4 LITERATURA E INTERCULTURALIDADE
As narrativas literárias indicadas pelo PNL 2017 ao Ciclo I da Educação Básica, não foram tomadas apenas como meros textos. Esses discursos foram compreendidos como um conjunto de ideias que operam mecanismos de produção e/ou reprodução de ordens e processos culturais, que acabam por configurar padrões políticos, sociais e culturais que gerenciam nossas vidas. O campo do discurso é, sob este prisma, um campo de disputa pelo poder da comunicação, elemento caro à sociedade do século XXI. Exemplo disso, segundo Van Dijk (2001), são os discursos sobre as minorias, frequentemente, produzidos pelas elites.

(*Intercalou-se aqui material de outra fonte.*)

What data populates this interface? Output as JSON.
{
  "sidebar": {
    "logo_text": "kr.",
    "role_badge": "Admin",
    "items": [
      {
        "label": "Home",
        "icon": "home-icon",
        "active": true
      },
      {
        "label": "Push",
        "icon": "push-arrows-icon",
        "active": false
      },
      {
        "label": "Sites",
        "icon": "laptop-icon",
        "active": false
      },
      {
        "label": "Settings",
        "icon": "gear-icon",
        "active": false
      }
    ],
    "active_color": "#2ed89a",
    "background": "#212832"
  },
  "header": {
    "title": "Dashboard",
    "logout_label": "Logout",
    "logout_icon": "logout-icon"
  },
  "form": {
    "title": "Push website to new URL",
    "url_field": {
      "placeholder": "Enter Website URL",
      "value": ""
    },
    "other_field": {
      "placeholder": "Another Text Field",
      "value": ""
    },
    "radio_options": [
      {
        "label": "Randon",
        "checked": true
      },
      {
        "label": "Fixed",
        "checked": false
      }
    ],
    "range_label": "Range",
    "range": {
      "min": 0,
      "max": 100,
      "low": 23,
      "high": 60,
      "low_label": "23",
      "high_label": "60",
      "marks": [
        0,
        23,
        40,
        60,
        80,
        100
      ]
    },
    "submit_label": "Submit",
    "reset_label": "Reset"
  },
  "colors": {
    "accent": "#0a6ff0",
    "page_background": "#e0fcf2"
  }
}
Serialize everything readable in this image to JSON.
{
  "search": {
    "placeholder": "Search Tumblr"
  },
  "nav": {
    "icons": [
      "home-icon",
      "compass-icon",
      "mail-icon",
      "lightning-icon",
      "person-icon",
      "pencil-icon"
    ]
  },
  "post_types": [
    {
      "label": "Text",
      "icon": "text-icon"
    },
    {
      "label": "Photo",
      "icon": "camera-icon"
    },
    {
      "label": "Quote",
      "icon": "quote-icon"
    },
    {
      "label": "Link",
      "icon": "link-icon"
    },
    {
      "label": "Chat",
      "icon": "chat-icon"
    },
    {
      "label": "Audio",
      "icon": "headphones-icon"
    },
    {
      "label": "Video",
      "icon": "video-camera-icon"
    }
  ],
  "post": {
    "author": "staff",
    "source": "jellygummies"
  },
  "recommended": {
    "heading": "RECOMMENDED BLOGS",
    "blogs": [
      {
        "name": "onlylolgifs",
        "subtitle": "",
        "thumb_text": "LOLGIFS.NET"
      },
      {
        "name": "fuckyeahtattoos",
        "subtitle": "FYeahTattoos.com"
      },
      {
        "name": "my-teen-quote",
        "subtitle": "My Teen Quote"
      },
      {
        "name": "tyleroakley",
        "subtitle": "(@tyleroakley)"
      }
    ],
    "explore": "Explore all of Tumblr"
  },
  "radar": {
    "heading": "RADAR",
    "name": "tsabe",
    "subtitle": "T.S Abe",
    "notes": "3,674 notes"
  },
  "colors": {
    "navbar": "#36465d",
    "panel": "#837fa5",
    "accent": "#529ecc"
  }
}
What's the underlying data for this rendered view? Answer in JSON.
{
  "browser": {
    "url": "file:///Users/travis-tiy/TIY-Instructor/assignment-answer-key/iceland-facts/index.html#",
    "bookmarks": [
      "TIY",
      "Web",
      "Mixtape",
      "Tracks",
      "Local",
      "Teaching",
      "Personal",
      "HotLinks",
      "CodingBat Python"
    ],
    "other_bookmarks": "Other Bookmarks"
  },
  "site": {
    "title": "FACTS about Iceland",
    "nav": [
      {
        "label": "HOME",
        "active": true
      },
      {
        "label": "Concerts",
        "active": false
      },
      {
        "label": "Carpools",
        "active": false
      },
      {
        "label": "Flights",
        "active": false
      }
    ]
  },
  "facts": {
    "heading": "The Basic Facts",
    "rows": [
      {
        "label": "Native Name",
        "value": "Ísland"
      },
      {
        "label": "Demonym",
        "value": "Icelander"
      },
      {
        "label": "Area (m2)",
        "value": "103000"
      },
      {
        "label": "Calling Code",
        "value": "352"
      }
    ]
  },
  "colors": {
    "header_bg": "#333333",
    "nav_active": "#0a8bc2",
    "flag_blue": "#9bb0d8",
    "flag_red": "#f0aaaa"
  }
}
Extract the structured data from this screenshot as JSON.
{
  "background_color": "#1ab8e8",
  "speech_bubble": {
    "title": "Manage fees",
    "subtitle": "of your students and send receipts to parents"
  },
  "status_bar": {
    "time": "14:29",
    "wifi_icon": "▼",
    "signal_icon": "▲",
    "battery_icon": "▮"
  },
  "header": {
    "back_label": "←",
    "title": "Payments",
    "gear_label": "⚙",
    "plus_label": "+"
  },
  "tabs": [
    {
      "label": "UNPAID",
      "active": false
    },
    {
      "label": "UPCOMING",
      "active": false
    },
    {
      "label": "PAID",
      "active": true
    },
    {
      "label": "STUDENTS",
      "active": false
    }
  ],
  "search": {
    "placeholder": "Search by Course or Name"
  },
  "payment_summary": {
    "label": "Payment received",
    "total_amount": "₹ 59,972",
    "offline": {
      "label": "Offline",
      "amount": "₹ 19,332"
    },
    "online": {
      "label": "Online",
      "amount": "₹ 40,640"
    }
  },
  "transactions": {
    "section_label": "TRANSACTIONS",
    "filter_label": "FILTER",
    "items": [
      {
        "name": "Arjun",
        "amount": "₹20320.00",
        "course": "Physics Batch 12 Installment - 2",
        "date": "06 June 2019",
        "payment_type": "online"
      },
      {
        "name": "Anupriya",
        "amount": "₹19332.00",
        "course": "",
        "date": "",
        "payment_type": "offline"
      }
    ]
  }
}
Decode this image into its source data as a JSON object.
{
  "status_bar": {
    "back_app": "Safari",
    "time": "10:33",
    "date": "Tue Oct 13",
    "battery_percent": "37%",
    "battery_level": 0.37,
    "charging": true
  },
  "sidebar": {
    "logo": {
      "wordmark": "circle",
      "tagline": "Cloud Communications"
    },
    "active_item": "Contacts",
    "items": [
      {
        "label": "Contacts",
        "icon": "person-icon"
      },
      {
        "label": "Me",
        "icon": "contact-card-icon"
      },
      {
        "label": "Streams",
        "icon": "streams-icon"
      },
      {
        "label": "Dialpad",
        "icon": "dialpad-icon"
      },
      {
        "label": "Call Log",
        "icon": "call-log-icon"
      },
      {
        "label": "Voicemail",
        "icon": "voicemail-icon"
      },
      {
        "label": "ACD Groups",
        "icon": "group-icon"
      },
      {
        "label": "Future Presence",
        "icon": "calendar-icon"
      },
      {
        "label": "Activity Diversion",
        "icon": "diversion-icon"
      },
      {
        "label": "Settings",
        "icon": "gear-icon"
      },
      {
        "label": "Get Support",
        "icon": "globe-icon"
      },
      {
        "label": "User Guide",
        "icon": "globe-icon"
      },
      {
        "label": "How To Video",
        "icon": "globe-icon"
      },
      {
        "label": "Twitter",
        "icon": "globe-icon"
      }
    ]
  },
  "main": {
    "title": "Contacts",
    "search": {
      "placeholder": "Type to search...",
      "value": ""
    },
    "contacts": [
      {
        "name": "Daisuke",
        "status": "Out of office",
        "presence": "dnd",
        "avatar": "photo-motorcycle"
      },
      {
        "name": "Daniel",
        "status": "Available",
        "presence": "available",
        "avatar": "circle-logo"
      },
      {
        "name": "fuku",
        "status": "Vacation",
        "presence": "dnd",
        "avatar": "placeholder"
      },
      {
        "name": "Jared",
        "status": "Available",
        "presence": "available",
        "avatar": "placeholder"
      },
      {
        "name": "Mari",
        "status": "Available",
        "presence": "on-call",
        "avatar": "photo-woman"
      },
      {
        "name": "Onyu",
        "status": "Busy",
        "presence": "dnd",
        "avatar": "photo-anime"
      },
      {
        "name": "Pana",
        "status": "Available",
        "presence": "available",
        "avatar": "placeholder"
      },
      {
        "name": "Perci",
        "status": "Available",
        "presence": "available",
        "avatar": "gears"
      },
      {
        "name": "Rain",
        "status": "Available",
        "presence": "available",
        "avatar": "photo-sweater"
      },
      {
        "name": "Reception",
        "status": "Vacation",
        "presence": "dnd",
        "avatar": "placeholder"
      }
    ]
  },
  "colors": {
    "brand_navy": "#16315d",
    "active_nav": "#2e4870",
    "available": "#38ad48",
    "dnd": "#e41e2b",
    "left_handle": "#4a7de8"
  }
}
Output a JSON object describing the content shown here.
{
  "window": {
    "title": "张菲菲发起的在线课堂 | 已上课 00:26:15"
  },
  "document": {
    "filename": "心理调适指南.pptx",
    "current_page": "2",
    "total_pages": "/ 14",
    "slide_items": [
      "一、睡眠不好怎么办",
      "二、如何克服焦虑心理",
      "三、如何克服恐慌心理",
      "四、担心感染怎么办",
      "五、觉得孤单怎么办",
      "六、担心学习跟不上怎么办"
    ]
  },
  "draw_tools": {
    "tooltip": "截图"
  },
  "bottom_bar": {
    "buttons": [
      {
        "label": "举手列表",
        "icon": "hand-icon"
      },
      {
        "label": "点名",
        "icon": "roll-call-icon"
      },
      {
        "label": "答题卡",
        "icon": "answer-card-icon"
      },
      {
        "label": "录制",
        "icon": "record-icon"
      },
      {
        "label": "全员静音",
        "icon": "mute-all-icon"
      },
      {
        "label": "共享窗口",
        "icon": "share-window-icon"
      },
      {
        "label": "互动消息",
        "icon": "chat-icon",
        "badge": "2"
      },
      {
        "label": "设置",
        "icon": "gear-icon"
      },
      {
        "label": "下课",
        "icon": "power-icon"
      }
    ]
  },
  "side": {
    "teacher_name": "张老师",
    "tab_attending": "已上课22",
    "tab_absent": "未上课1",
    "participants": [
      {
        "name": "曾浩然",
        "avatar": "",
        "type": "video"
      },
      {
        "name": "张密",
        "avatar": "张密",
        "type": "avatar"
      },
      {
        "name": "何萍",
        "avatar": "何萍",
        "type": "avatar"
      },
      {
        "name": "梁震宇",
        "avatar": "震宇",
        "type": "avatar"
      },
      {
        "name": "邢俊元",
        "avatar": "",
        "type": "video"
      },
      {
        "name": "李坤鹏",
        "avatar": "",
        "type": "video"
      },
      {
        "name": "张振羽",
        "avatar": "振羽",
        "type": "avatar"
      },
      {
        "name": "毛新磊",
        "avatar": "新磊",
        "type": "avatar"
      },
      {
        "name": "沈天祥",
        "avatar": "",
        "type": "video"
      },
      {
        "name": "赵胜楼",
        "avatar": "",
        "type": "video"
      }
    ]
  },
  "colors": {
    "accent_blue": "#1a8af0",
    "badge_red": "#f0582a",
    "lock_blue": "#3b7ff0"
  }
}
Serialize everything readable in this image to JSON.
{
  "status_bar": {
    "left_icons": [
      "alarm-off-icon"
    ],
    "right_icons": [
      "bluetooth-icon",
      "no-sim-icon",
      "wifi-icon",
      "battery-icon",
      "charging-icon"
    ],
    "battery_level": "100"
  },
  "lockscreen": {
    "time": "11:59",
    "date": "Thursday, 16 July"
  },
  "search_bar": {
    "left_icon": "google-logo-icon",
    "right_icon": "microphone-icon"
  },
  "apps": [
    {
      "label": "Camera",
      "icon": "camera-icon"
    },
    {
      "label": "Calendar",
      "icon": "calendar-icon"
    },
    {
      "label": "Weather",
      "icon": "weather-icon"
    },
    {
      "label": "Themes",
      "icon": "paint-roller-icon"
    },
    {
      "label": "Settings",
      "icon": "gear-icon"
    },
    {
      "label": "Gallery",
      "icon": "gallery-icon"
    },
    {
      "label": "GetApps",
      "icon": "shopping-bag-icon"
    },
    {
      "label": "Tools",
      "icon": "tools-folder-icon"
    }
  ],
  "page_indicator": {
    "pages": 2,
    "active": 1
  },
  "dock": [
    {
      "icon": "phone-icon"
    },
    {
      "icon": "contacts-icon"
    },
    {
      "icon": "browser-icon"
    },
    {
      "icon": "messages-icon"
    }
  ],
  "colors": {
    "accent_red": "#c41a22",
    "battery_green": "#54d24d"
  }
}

[...] a (re) produção dos preconceitos étnicos que sustentam essas práticas verbais, bem como outras práticas sociais, ocorre em grande parte por meio do texto, da fala e da comunicação. Em suma, especialmente nas sociedades da informação contemporâneas, o discurso está no cerne do racismo (Van Dijk, 2001, p.191).
É neste sentido que este mesmo autor propõe a análise do texto em contexto como ferramenta analítica crítica e combate à discriminação verbal organizada pelas elites. No caso desta investigação, para a análise das obras literárias foram considerados os seguintes aspectos: 1. contexto de produção dos discursos, isto é, implicação dos produtores do discurso com relação à temática abordada; 2. mensagem central da narrativa e sua implicação para a questão da interculturalidade; 3. público destinatário da narrativa.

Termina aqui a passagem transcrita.